Again, the question of the duplicity of the charge as particularised was raised. It was said that it was not clear whether the appellant was entitled to succeed only where the prosecutor failed to establish all of the particulars or only some and if so which of them. Accordingly, Mr Clark was denied procedural fairness because he did not and could not know the case he had to meet. I do not agree. It was clear from the prosecutor’s opening and from his Honour’s ruling of 25 November 2003 that the case against Mr Clark was that he engaged in a continuous course of conduct in which the eight particularised acts occurred and that this amounted to prevention. In the course of argument on 24 November 2003, at the close of the prosecution case, the evidence which was said to support many of these grounds was identified. There can be no doubt what case the appellant had to meet. The prosecution also alleged that these acts were accompanied by the relevant intent. It was for the prosecutor to satisfy the court that some or all of these acts occurred and, further, that those acts amounted to a prevention of the performance of the police officer’s duty and that they were accompanied by the relevant intent.
Next, it is said that the particulars which were established were not facts which could constitute the offence of obstruction. Even if this were correct, a view which I do not accept, it would not amount to procedural unfairness.
The third matter arises from an exchange between counsel for Mr Clark in the course of their no-case or Prasad submission made after the close of the prosecution case. Counsel submitted to his Honour that the evidence in support of each of the particulars was so tenuous and unreliable that he ought not require the defence to go into evidence. With respect to particular (ii), that Mr Clark accused Sergeant Nicholls of racism, counsel submitted that this was not a particular of any obstruction. His Honour responded, “No, you can pass on from that” and so counsel turned to the next particular. In paragraph 9 of his reasons his Honour said this:
“I find that the appellant told Nicholls that Chatfield was not to be removed from the hotel and he accused Nicholls of being racist and discriminatory. I find that by his conduct, there is clear inference to be drawn that the appellant intended to obstruct the police, being Sergeant Nicholls, in performing his duty in removing Chatfield from the hotel as requested by the publican.”

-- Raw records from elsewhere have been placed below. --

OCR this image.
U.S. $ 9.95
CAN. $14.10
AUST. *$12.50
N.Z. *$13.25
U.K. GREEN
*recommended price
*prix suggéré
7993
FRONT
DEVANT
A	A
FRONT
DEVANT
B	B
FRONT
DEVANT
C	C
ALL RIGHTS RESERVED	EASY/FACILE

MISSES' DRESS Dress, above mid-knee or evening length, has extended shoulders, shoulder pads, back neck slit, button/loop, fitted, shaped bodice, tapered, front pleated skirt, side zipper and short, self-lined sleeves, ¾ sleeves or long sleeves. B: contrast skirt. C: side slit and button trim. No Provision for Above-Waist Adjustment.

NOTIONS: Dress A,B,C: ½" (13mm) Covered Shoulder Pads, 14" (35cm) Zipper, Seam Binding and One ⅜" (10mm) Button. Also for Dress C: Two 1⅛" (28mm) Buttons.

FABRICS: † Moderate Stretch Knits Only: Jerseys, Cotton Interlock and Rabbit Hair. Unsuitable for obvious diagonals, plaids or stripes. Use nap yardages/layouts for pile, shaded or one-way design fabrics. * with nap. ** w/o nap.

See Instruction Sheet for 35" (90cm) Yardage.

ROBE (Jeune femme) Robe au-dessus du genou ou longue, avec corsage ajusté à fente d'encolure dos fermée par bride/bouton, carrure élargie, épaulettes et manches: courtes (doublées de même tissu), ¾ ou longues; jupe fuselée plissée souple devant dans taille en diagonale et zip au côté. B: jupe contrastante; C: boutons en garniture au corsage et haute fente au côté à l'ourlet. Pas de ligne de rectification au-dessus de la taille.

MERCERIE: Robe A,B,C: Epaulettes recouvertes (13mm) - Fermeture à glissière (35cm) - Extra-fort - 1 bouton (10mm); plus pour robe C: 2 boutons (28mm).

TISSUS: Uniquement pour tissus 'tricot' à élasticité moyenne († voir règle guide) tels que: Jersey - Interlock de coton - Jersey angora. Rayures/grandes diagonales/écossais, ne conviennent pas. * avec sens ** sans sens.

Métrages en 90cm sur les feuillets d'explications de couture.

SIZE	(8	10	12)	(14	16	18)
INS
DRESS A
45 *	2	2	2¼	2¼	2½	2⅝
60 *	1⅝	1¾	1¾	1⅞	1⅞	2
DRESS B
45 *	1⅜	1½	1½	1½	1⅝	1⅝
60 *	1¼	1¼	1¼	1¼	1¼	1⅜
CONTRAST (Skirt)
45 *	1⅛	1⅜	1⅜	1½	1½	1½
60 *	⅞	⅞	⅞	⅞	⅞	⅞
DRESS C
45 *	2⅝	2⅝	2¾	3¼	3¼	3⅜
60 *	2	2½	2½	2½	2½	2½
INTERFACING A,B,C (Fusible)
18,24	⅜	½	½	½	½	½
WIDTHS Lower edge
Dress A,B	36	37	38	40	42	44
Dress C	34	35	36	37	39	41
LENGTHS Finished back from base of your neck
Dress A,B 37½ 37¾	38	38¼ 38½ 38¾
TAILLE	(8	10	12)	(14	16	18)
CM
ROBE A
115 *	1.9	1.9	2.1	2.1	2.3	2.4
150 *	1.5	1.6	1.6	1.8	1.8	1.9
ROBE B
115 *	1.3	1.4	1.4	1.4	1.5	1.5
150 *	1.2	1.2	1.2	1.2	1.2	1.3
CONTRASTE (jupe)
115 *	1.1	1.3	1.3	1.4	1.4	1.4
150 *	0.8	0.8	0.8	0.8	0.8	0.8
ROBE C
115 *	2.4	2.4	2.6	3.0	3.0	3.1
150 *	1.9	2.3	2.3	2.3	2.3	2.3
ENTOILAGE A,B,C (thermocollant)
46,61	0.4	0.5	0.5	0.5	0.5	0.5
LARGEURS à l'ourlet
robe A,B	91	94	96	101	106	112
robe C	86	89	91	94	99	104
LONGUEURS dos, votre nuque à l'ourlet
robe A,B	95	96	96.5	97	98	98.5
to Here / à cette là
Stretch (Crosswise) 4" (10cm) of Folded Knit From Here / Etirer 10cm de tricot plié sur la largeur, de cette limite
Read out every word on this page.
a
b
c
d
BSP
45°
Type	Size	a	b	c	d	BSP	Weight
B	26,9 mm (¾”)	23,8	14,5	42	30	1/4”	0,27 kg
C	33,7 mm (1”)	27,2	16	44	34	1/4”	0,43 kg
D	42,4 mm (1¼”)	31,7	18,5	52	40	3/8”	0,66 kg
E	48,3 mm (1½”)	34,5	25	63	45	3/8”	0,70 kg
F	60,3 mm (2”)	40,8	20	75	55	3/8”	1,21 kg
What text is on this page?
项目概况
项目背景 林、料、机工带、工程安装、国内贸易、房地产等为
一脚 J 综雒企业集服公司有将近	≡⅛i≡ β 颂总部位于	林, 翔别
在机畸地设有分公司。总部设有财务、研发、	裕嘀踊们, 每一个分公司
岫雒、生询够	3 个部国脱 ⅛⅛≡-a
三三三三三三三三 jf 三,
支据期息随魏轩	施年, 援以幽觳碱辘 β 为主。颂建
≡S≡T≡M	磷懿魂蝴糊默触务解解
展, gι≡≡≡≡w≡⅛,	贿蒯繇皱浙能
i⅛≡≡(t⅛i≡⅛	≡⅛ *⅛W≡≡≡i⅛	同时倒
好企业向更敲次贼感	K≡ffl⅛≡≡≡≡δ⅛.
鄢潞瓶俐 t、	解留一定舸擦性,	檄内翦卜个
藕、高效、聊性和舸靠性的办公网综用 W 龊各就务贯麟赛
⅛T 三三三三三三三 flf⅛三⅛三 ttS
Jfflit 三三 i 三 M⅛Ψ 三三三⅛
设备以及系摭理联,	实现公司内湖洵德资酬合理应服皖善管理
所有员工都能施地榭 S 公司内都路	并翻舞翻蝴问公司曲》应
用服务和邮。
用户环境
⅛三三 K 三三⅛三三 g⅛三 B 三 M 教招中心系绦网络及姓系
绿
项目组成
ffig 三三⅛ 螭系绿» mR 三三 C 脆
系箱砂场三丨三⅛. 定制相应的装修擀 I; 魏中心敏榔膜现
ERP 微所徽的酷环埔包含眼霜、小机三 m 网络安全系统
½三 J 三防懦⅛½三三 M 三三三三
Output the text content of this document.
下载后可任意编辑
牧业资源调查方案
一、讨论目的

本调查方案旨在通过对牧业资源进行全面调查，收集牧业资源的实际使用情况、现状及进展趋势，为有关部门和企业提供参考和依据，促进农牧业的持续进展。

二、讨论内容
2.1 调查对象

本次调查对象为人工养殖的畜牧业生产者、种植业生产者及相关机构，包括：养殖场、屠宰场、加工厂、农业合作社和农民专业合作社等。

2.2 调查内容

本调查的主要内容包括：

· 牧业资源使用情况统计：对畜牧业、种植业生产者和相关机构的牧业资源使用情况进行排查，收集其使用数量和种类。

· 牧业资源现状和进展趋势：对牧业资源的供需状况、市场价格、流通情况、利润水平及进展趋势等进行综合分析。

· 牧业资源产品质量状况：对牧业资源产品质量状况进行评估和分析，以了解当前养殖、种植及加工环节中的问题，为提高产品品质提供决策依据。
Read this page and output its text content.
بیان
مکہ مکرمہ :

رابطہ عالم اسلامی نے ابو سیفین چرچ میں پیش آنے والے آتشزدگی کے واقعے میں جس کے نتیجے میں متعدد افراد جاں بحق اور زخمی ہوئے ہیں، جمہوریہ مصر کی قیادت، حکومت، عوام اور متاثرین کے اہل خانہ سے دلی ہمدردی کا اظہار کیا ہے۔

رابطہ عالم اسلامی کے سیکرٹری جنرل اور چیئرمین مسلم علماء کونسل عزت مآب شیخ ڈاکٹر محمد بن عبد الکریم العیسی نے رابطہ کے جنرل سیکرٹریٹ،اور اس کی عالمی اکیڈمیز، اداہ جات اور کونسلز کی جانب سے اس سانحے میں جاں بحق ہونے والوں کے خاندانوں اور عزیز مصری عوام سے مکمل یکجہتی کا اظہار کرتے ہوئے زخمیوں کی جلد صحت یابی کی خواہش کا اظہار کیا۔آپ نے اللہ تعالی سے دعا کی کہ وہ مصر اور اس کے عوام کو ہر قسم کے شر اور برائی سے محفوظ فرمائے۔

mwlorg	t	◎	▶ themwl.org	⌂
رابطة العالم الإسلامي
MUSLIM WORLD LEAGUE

It is clear from this passage and the context in which it is found that his Honour was there concerned, not with the acts obstruction, but rather with the intent of Mr Clark. It was merely part of the background facts in which the conduct of Mr Clark was to be assessed. When his Honour indicated that particular (ii) was not properly to be seen as an act of obstruction, he was not saying that the accusation of racism was not relevant for any purpose. His Honour did not therefore deny Mr Clark procedural fairness in accepting the prosecution evidence that he made the accusation of racism any more than he would have done so by receiving evidence of the whole circumstances of the incident including the evidence of the remaining acts particularised. There is no substance in this complaint.
For the same reason his Honour was entitled to receive evidence of and accept that Mr Clark told Sergeant Nicholls that Mr Chatfield was not to be removed from the hotel. This, too, was part of the background against which the particularised acts were to be assessed for the purpose of making findings as to the intent of Mr Clark in performing those acts. There is no denial of procedural fairness here.
I conclude, therefore, that none of the grounds relied upon in support of the plaintiff’s claims for judicial review have been made out. The application of the plaintiff fails.